In general, the MH approach can be a very powerful search method, particularly in cases where we need to search for programs larger than what explicit search techniques, and where we have enough intuition about the space to define good proposal distributions and scoring functions. Carefully defining these two functions is crucial for this method to actually work.

Sequential Monte Carlo

In summary, MCMC is as a way of transforming a single sample from the proposal distribution $J$ into a representative sample from a stationary distribution $\pi$. From a physical perspective, we can think of this as observing how a particle changes its position over time, with the stationary distribution describing the stable positions of the particle in the long run.

Sequential Monte Carlo (SMC) is essentially a generalization of that idea, where we instead start with a set consisting of $N$ particles and we have some idea of how the particles should evolve over time. Importantly, unlike what would happen if we simply ran several instances of MCMC in parallel, in SMC, the particles are not independent. Instead, they interact with each other through a process of resampling, where particles that "look more promising" are more likely to be retained in the next step. In this way, SMC adaptively allocates more compute to more highly promising particles.

Formally speaking, SMC begins with:

An initial distribution $J_0(x)$ from which we are able to sample.
A set of particles $X^{(0)} = \{x^{(0)}_1, x^{(0)}_2, ..., x^{(0)}_N\}$ sampled independently from $J_0$.
A transition kernel $J_t(x^{(t+1)} \mid x^{(t)})$ from which we are also able to sample. (Oftentimes, it is convenient to assume that this kernel does not depend on $t$.)

At each step $t$, the algorithm then proceeds as follows. First, it simulates the next step by sampling a new set of particles $\hat{X}^{(t+1)} = \{x^{(t+1)}_1, x^{(t+1)}_2, ..., x^{(t+1)}_N\}$ from the conditional distribution $J_t(x^{(t+1)} | x^{(t)})$. Next, it computes a set of importance weights $W^{(t+1)} = \{w^{(t+1)}_1, w^{(t+1)}_2, ..., w^{(t+1)}_N\}$ for the particles in $\hat{X}^{(t+1)}$; intuitively, these weights measure how "promising" each particle is to evolve into a representational sample from the target distribution $\pi$. The exact definition of the weights varies, but one common situation is as in the MCMC examples discussed above, when we simply wish to sample from a single target distribution $\pi$ that can be evaluated up to a normalization constant $Z$. In this case, the weights can be computed as $w^{(t+1)}_i = w^{(t)}_i \cdot \frac{\pi(x^{(t+1)}_i)}{\pi(x^{(t)}) \cdot J(x^{(t)}_i)}$, but in general they could also capture some other notion of how "desirable" a particular sample is. Finally, the algorithm resamples the particles, i.e., it obtains a new set of particles $X^{(t+1)}$ by sampling $N$ elements of $\hat{X}^{(t+1)}$ with replacment, with each element's probability of being sampled being given by the corresponding element of $W^{(t+1)}$. In this way, particles with higher weights are more likely to be simulated in the next step, while particles with lower weights are more likely to be discarded. Thus, the algorithm adaptively allocates more compute to particles that are more likely to be representative of the target distribution, since these particles will likely be retained (or even duplicated) in the next step.
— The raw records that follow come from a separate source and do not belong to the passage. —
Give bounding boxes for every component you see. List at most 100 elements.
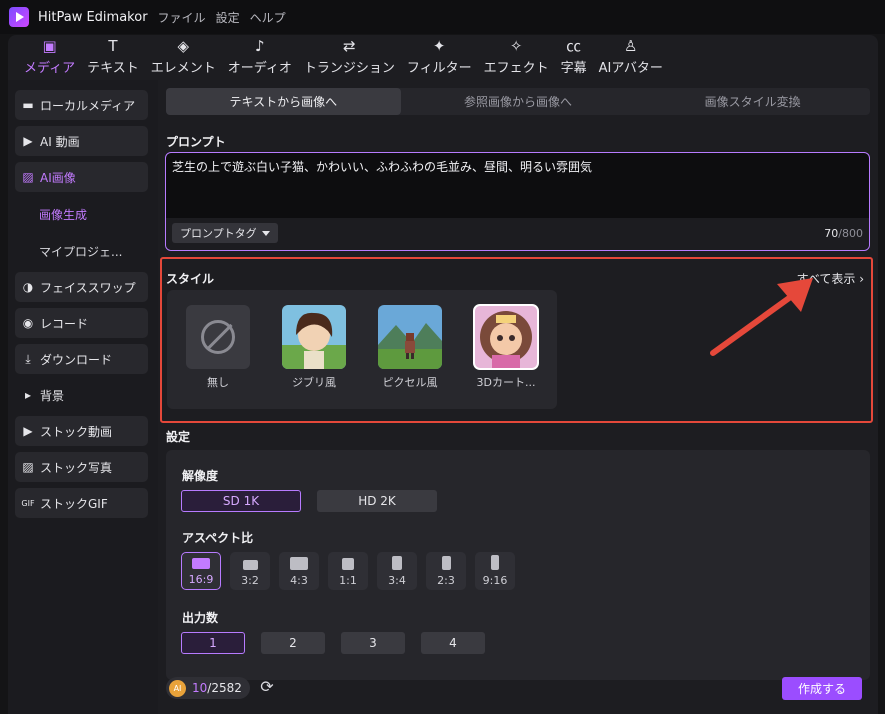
aspect-label: 3:2 <box>241 574 259 587</box>
generation-mode-tabs: テキストから画像へ 参照画像から画像へ 画像スタイル変換 <box>166 88 870 115</box>
tab-elements[interactable]: ◈ エレメント <box>145 35 222 80</box>
prompt-label: プロンプト <box>166 135 226 149</box>
menu-file[interactable]: ファイル <box>158 9 206 26</box>
tab-reference-image-to-image[interactable]: 参照画像から画像へ <box>401 88 636 115</box>
aspect-shape-icon <box>441 556 451 570</box>
aspect-3-4[interactable]: 3:4 <box>377 552 417 590</box>
folder-icon: ▬ <box>22 98 34 112</box>
elements-icon: ◈ <box>177 37 189 55</box>
settings-label: 設定 <box>166 430 191 444</box>
output-count-4[interactable]: 4 <box>421 632 485 654</box>
sidebar-item-ai-video[interactable]: ▶ AI 動画 <box>15 126 148 156</box>
menu-help[interactable]: ヘルプ <box>250 9 286 26</box>
aspect-label: 4:3 <box>290 574 308 587</box>
style-name: 無し <box>207 376 229 389</box>
annotation-arrow-icon <box>710 278 813 356</box>
menu-settings[interactable]: 設定 <box>216 9 240 26</box>
aspect-3-2[interactable]: 3:2 <box>230 552 270 590</box>
sidebar-item-stock-video[interactable]: ▶ ストック動画 <box>15 416 148 446</box>
create-button[interactable]: 作成する <box>782 677 862 700</box>
style-option-ghibli[interactable]: ジブリ風 <box>281 305 347 390</box>
resolution-hd-2k[interactable]: HD 2K <box>317 490 437 512</box>
app-name: HitPaw Edimakor <box>38 9 148 25</box>
sidebar-subitem-image-generation[interactable]: 画像生成 <box>39 206 87 223</box>
sidebar-item-record[interactable]: ◉ レコード <box>15 308 148 338</box>
style-thumbnail <box>378 305 442 369</box>
output-count-label: 出力数 <box>182 611 219 625</box>
transition-icon: ⇄ <box>343 37 356 55</box>
sidebar-item-label: ローカルメディア <box>40 98 136 113</box>
sidebar-item-stock-photo[interactable]: ▨ ストック写真 <box>15 452 148 482</box>
aspect-2-3[interactable]: 2:3 <box>426 552 466 590</box>
credits-used: 10 <box>192 681 208 695</box>
aspect-4-3[interactable]: 4:3 <box>279 552 319 590</box>
sidebar-item-label: レコード <box>40 316 89 331</box>
tab-text-to-image[interactable]: テキストから画像へ <box>166 88 401 115</box>
style-list: 無し ジブリ風 ピクセル風 3Dカート... <box>167 290 557 409</box>
aspect-9-16[interactable]: 9:16 <box>475 552 515 590</box>
tab-transition[interactable]: ⇄ トランジション <box>298 35 401 80</box>
style-option-none[interactable]: 無し <box>185 305 251 390</box>
aspect-16-9[interactable]: 16:9 <box>181 552 221 590</box>
aspect-shape-icon <box>290 557 308 570</box>
tab-label: エフェクト <box>483 61 549 76</box>
prompt-input[interactable]: 芝生の上で遊ぶ白い子猫、かわいい、ふわふわの毛並み、昼間、明るい雰囲気 プロンプ… <box>165 152 870 251</box>
tab-text[interactable]: T テキスト <box>81 35 145 80</box>
prompt-footer: プロンプトタグ 70/800 <box>166 218 869 250</box>
sidebar-item-download[interactable]: ⤓ ダウンロード <box>15 344 148 374</box>
tab-media[interactable]: ▣ メディア <box>18 35 81 80</box>
character-max: /800 <box>838 227 863 240</box>
tab-image-style-transfer[interactable]: 画像スタイル変換 <box>635 88 870 115</box>
avatar-icon: ♙ <box>624 37 638 55</box>
sidebar-item-label: ストック写真 <box>40 460 113 475</box>
prompt-tag-button[interactable]: プロンプトタグ <box>172 223 278 243</box>
sidebar-item-label: ダウンロード <box>40 352 113 367</box>
effect-icon: ✧ <box>509 37 523 55</box>
sidebar-subitem-my-projects[interactable]: マイプロジェ... <box>39 243 122 260</box>
tab-label: AIアバター <box>598 61 663 76</box>
output-count-2[interactable]: 2 <box>261 632 325 654</box>
sidebar-item-local-media[interactable]: ▬ ローカルメディア <box>15 90 148 120</box>
sidebar-item-background[interactable]: ▸ 背景 <box>15 380 148 410</box>
subtitle-icon: ㏄ <box>566 37 582 55</box>
style-name: ジブリ風 <box>292 376 336 389</box>
audio-icon: ♪ <box>254 37 265 55</box>
title-bar: HitPaw Edimakor ファイル 設定 ヘルプ <box>0 0 885 34</box>
sidebar-item-face-swap[interactable]: ◑ フェイススワップ <box>15 272 148 302</box>
sidebar-item-label: 背景 <box>40 388 65 403</box>
style-option-pixel[interactable]: ピクセル風 <box>377 305 443 390</box>
no-style-icon <box>186 305 250 369</box>
resolution-sd-1k[interactable]: SD 1K <box>181 490 301 512</box>
output-count-3[interactable]: 3 <box>341 632 405 654</box>
stock-video-icon: ▶ <box>23 424 33 438</box>
category-tabs: ▣ メディア T テキスト ◈ エレメント ♪ オーディオ ⇄ トランジション ✦ フィルタ… <box>8 35 878 80</box>
tab-subtitle[interactable]: ㏄字幕 <box>555 35 593 80</box>
aspect-1-1[interactable]: 1:1 <box>328 552 368 590</box>
prompt-tag-label: プロンプトタグ <box>180 227 257 240</box>
style-name: ピクセル風 <box>382 376 438 389</box>
style-name: 3Dカート... <box>476 376 536 389</box>
tab-filter[interactable]: ✦ フィルター <box>401 35 478 80</box>
tab-audio[interactable]: ♪ オーディオ <box>222 35 298 80</box>
sidebar-item-ai-image[interactable]: ▨ AI画像 <box>15 162 148 192</box>
tab-effect[interactable]: ✧ エフェクト <box>478 35 555 80</box>
tab-label: フィルター <box>406 61 472 76</box>
aspect-ratio-label: アスペクト比 <box>182 531 254 545</box>
aspect-shape-icon <box>392 556 402 570</box>
sidebar-item-stock-gif[interactable]: GIF ストックGIF <box>15 488 148 518</box>
tab-ai-avatar[interactable]: ♙ AIアバター <box>593 35 669 80</box>
aspect-label: 16:9 <box>188 573 214 586</box>
style-thumbnail <box>282 305 346 369</box>
app-logo-icon <box>9 7 29 27</box>
style-option-3d-cartoon[interactable]: 3Dカート... <box>473 304 539 390</box>
media-icon: ▣ <box>42 37 57 55</box>
output-count-1[interactable]: 1 <box>181 632 245 654</box>
download-icon: ⤓ <box>25 351 31 366</box>
prompt-text[interactable]: 芝生の上で遊ぶ白い子猫、かわいい、ふわふわの毛並み、昼間、明るい雰囲気 <box>172 158 592 175</box>
chevron-down-icon <box>261 230 270 236</box>
refresh-icon[interactable]: ⟳ <box>257 677 277 697</box>
aspect-label: 3:4 <box>388 574 406 587</box>
character-counter: 70/800 <box>824 227 863 240</box>
aspect-shape-icon <box>491 555 499 570</box>
style-thumbnail <box>473 304 539 370</box>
SMC is a very powerful class of techniques that has been used in many different contexts, from communications to robotics. Famously, the Schmidt-Kalman filter, which is a specific instance of SMC, was used by NASA to track the position of the Apollo 11 spacecraft on its way to the moon. The exact details of the algorithm can vary quite a bit, but the general idea is always the same: evolving a set of particles over time by simulating them and then resampling based on their importance weights. As for synthesis, SMC has not seen much use in the context of inductive synthesis, but it has recently become relevant again when synthesising with large language models. We will see more of this in Unit 2.